De início a instituição lutou com grandes dificuldades económicas o que levou D. Sebastião a conceder-lhes, em 1563, e por intervenção de D. Isabel, uma carta régia em que se lhes concedia licença para possuir bens de raiz, que rendessem anualmente até 50$00 reis; e igualmente obtiveram do cardeal arquiduque, em 1587, um alvará em que se lhes mandava dar cento e cinquenta medidas de milho, das quatrocentas que no convento de Palmela, em todos os anos, se repartiam pelos pobres. A sua comunidade era bastante pequena, mas lentamente foi crescendo e este chegou a ser o convento mais rico de Guimarães, e albergar mais de 60 religiosas.
O edifício tem uma fachada majestosa, bastante decorada e dividida em três corpos, tendo ao centro a figura da padroeira, num nicho, sobre o portal de entrada. Parte da construção foi levantada no século XVIII e a capela enriquecida com talhas e quadros, sendo no entanto destruída no século XIX. O retábulo do altar-mor foi, já durante este século instalado na igreja da Penha onde ardeu durante um incêndio. Parte das talhas conservam-se hoje no Museu Alberto Sampaio.
A extinção das ordens religiosas em 1834 levou ao abandono do convento. Em 1891 foi instalado o seminário de Nossa Senhora da Oliveira, a cuja inauguração esteve presente o rei D. Carlos sendo algum tempo depois o rés-do-chão adaptado a liceu e o 1º andar a internato municipal. Com a extinção da Colegiada em 1910 há oficialização do liceu.
Desde 1975 que funciona nas suas instalações a Câmara Municipal de Guimarães.

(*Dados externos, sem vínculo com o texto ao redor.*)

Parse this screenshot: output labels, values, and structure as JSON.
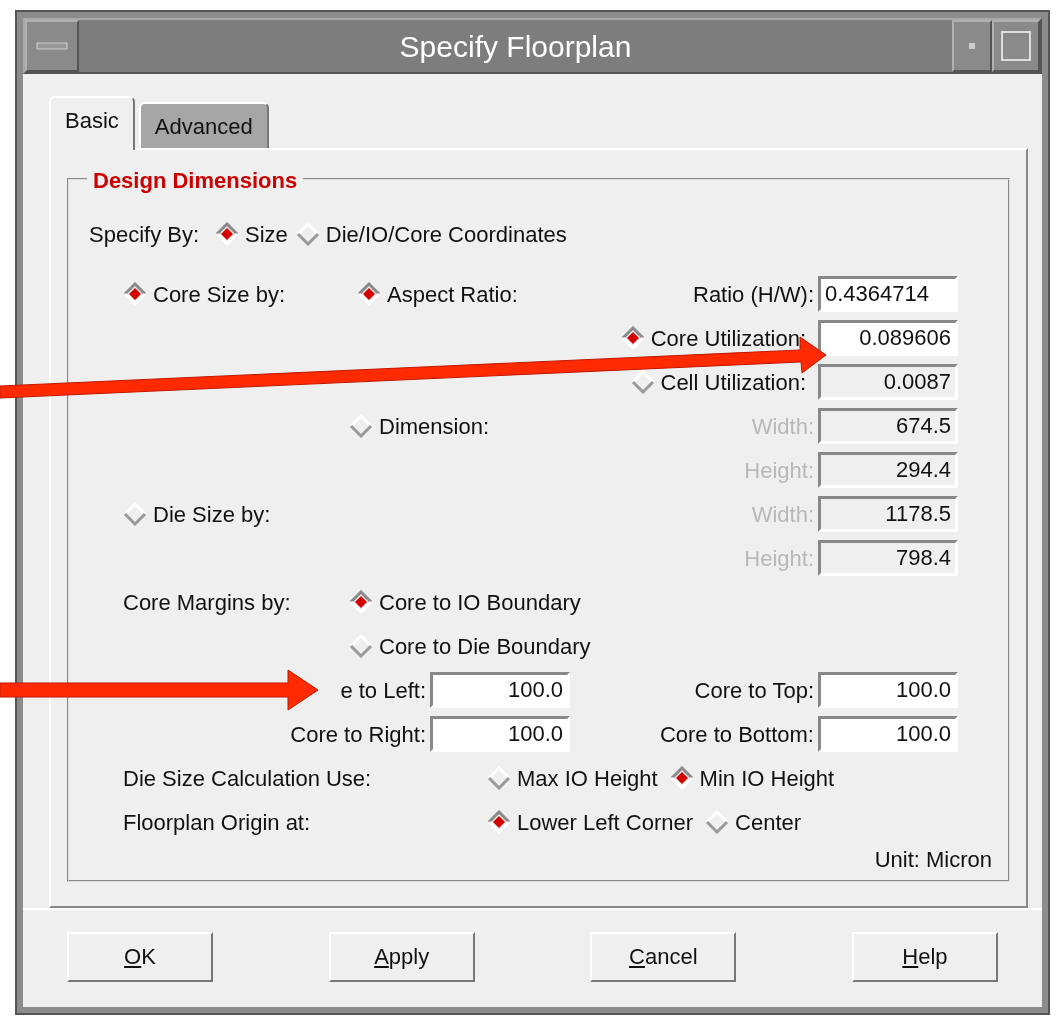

História custodial e arquivística: O arquivo do Convento de Santa Clara foi incorporado no Arquivo Municipal Alfredo Pimenta, aquando da sua criação, de acordo com o disposto no capítulo XXIV do decreto nº 19.952 de 27 de Junho, republicado em 30 de Julho do mesmo ano.

Âmbito e Conteúdo: O arquivo do convento de Santa Clara é composto por livros de foros, rendas e pensões, do celeiro, de despesas, de prazos e outros títulos diversos.

Ingressos adicionais: Não se prevê a entrada de novas unidades de instalação.

Condições de reprodução: A reprodução deverá ser solicitada por escrito, através de requerimento dirigido ao responsável da instituição. O seu deferimento encontra-se sujeito a algumas restrições tendo em conta o seu estado de conservação ou o fim a que se destina a reprodução.

Condições de acesso: Comunicável, salvo os originais em mau estado de conservação.

Descrição do estado de conservação: No geral o arquivo está em bom estado de conservação.
Instrumentos de descrição: Catálogo disponível em suporte papel e electrónico.

Unidades de descrição relacionada: Existe documentação do Convento de Santa Clara no Arquivo Distrital de Braga. Poderá, ainda consultar a seguinte monografia: ARAÚJO, António Sousa, SILVA, Armando B. Malheiro – Inventário do fundo monástico conventual. Braga: Arquivo Distrital de Braga; Universidade do Minho, 1985. 228pp; 23 cm

Nota do(s) arquivista(s): O conteúdo informativo da “História institucional” baseou-se na seguinte bibliografia:

CACHADA, Armindo Guimarães – Guimarães: roteiro turístico. Guimarães: Zona Turismo de Guimarães, 1992. 208 p.

CALDAS, António José Ferreira – Guimarães: apontamentos para a sua história. Guimarães : Câmara Municipal de Guimarães; Sociedade Martins Sarmento, 1996. 432 p.

CRAESBEECK, Francisco Xavier da Serra - Memórias Ressuscitadas da Província de entre Douro e Minho - Barcelos ,1993. 145 a 147 p.